Malignant hyperthermia (MH) is a rare, life-threatening pharmacogenetic disorder of skeletal muscle metabolism, typically triggered by volatile anaesthetic agents or depolarising neuromuscular blockers such as suxamethonium. It is most commonly associated with mutations in the ryanodine receptor (RYR1), leading to uncontrolled calcium release from the sarcoplasmic reticulum. This results in a hypermetabolic state characterised by increased oxygen consumption, carbon dioxide production, heat generation, and muscle rigidity.
In an intubated patient under general anaesthesia, MH often presents with a rapid rise in end-tidal CO₂ despite increased minute ventilation, unexplained tachycardia, muscle rigidity (especially masseter spasm), and metabolic and respiratory acidosis. Hyperthermia is a late sign. Other features include hyperkalaemia, arrhythmias, myoglobinuria, and rising creatine kinase.

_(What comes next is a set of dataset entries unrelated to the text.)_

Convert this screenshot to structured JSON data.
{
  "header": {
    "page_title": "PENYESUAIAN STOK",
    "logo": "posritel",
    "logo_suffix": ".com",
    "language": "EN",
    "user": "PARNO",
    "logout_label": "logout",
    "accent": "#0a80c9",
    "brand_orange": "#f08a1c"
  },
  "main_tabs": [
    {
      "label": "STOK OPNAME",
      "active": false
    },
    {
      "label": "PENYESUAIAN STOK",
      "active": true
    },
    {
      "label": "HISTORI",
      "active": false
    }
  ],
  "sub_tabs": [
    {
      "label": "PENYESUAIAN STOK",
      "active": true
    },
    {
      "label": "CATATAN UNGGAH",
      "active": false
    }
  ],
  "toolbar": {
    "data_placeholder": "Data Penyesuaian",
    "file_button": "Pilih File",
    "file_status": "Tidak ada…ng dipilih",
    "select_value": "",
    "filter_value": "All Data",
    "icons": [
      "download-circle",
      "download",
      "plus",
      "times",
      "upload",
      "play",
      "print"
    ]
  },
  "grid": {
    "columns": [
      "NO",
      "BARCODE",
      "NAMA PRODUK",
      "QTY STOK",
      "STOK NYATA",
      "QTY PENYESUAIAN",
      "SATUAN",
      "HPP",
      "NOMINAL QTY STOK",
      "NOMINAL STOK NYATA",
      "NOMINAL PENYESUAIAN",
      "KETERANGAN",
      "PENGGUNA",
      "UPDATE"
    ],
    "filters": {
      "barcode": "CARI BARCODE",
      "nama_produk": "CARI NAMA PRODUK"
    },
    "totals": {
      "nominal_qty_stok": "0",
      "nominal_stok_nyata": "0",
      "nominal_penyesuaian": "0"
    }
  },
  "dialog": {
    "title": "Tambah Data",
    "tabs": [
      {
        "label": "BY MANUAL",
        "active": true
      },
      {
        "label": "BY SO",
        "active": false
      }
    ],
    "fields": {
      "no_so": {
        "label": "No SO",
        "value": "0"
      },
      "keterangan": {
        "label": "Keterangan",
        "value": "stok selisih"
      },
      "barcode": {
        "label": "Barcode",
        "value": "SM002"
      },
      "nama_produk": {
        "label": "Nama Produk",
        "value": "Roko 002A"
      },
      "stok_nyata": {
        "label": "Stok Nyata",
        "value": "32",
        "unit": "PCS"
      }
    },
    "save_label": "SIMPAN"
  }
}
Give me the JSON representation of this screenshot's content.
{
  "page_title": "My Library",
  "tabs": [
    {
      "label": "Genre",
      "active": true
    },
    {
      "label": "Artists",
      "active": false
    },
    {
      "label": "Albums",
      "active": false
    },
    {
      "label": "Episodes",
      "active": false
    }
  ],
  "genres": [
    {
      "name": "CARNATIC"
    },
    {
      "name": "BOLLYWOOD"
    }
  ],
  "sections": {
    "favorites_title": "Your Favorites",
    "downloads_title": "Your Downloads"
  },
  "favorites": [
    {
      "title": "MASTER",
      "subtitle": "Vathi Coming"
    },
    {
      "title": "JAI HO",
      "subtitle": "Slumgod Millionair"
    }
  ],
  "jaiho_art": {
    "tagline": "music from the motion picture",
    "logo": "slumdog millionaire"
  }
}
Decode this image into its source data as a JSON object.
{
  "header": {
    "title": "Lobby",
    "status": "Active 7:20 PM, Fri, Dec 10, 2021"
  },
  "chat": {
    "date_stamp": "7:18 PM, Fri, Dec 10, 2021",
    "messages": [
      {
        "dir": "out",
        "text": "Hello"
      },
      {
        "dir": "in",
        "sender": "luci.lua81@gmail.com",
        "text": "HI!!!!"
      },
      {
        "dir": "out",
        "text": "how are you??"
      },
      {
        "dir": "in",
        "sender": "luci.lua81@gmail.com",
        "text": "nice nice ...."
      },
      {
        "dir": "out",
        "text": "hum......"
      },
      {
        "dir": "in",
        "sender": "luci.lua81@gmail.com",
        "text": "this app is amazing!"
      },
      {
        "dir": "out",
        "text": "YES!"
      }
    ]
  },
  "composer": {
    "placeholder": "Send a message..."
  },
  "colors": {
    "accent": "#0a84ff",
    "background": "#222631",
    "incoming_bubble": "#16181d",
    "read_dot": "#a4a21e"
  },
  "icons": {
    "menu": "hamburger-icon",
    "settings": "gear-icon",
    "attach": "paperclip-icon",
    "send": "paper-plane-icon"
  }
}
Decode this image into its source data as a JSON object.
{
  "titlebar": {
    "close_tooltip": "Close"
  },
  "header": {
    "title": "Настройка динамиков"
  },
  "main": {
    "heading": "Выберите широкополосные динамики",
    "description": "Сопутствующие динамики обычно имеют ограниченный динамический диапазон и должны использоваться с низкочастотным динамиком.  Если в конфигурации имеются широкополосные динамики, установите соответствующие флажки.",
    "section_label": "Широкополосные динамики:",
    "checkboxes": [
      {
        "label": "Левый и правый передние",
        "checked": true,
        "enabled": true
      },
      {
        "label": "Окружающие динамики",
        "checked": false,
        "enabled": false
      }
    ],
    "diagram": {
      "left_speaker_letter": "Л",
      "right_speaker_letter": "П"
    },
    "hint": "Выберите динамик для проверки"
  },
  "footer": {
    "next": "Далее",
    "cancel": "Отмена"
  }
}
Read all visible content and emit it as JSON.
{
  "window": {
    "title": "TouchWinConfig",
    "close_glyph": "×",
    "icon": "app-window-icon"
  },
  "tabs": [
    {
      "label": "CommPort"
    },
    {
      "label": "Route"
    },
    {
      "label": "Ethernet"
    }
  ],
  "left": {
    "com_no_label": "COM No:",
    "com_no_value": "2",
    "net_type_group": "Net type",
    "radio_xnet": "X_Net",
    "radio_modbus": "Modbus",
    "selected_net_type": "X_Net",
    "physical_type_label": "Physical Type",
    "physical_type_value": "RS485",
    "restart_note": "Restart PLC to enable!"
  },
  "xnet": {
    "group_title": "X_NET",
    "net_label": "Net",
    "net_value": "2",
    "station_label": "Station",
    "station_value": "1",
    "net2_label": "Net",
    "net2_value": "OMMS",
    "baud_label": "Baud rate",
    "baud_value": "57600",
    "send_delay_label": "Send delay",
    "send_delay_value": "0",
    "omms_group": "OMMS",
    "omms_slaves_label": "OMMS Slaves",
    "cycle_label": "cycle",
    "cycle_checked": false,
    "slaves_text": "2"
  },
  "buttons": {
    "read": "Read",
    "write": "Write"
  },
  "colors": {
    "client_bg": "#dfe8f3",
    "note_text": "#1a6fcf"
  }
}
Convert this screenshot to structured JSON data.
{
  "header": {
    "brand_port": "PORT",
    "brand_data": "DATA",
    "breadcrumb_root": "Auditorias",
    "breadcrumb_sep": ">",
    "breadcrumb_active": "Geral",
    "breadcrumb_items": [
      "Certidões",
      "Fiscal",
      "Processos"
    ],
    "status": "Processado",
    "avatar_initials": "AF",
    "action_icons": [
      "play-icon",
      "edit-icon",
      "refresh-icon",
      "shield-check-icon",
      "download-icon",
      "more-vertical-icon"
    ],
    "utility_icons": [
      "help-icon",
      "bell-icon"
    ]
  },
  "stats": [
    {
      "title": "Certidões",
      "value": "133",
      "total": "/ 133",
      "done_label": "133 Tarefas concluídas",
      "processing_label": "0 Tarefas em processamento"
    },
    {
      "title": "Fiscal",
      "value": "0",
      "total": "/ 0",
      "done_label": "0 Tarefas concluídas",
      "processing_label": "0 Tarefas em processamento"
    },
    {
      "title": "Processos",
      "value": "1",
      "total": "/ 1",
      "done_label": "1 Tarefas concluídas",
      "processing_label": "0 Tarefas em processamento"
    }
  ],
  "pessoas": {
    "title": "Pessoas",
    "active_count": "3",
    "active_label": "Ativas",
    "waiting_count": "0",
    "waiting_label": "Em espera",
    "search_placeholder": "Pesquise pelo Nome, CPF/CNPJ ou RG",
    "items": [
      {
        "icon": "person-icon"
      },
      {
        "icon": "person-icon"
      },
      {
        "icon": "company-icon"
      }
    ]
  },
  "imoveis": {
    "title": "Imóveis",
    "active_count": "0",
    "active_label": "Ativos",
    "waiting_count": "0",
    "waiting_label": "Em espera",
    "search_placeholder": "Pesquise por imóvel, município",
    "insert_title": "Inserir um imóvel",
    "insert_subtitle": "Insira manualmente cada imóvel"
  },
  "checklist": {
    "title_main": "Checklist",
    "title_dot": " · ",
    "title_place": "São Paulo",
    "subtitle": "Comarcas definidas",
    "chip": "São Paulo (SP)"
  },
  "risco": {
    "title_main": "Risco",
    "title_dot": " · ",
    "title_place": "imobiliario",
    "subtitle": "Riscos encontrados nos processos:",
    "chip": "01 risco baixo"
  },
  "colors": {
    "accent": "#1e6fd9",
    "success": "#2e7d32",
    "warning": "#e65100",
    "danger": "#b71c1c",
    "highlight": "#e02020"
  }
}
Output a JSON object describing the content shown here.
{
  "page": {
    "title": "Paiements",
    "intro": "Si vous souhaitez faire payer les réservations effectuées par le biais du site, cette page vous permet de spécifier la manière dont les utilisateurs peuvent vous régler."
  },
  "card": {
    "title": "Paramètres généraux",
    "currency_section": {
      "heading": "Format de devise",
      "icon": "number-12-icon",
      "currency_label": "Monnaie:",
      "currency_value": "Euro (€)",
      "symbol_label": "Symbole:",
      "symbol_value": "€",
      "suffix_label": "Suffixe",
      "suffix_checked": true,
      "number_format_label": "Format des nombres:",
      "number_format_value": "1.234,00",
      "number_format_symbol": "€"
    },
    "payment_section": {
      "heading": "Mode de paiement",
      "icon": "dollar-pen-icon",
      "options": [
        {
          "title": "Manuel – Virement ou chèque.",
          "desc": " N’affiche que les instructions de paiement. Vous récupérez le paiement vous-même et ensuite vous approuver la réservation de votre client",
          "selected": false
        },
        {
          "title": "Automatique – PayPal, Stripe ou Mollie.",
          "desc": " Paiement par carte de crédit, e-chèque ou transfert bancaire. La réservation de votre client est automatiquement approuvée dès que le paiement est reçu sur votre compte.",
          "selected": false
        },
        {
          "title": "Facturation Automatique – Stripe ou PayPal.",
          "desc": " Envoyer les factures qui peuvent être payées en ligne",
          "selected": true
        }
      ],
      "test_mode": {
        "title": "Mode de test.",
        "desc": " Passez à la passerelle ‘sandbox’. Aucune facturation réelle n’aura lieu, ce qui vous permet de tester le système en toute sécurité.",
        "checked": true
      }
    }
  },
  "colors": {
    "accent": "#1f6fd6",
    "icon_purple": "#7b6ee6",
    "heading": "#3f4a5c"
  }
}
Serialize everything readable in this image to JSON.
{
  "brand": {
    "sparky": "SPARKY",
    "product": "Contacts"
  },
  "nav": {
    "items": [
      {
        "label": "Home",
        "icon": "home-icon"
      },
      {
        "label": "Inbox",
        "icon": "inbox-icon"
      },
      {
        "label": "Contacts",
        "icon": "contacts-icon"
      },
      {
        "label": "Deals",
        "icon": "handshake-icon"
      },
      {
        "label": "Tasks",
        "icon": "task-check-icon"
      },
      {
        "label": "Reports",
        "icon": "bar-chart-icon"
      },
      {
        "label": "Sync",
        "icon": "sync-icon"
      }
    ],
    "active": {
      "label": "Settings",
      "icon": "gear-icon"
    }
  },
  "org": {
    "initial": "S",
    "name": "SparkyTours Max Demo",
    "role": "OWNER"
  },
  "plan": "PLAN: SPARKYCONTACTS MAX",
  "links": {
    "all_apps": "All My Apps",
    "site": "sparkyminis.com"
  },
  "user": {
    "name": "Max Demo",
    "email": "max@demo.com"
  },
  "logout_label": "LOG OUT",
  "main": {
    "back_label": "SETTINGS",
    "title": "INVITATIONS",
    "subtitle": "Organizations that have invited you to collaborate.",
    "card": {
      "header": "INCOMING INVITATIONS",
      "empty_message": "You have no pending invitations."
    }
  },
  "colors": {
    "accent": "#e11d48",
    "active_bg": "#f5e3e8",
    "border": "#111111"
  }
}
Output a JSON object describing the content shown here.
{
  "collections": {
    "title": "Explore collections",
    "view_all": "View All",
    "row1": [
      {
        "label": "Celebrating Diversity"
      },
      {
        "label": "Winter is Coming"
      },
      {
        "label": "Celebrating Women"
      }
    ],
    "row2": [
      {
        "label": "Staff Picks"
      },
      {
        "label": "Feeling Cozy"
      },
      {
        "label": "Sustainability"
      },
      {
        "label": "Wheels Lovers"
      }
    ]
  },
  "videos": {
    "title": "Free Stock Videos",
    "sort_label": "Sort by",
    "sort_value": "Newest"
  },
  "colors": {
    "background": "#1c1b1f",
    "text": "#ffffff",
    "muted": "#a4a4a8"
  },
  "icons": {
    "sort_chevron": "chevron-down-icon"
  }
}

Management requires immediate recognition and decisive action. The first step is to stop all triggering agents and call for help, activating the MH protocol. Anaesthesia should be maintained using non-triggering agents such as intravenous propofol, and the anaesthetic machine should be flushed with high fresh gas flows or a dedicated “clean” machine used if available. The cornerstone of treatment is prompt administration of Dantrolene, given as an initial dose of 2.5 mg/kg intravenously and repeated as necessary until clinical improvement is observed. Dantrolene acts by inhibiting calcium release from the sarcoplasmic reticulum, thereby reversing the hypermetabolic state. Supportive management is critical. The patient should be hyperventilated with 100% oxygen to treat hypercapnia and metabolic acidosis. Active cooling measures, including cold intravenous fluids, ice packs, and cooling blankets, should be initiated if the temperature is significantly elevated. Care must be taken to avoid overcooling. Metabolic abnormalities must be corrected. Hyperkalaemia should be treated promptly with calcium chloride or gluconate, insulin and glucose, and possibly sodium bicarbonate. Arrhythmias should be managed according to standard protocols, avoiding calcium channel blockers in combination with dantrolene due to the risk of hyperkalaemia and cardiovascular collapse. Continuous monitoring is essential, including arterial blood gases, electrolytes, core temperature, urine output, and coagulation profile. An arterial line is usually required. Myoglobinuria should be managed with aggressive fluid resuscitation to maintain renal perfusion, and consideration of urinary alkalinisation. Following stabilisation, the patient requires admission to critical care for ongoing monitoring, as recrudescence can occur within 24–48 hours. Dantrolene maintenance dosing may be required. Documentation and referral for definitive testing, such as the caffeine-halothane contracture test, are important, along with counselling of the patient and family regarding future anaesthetic risks.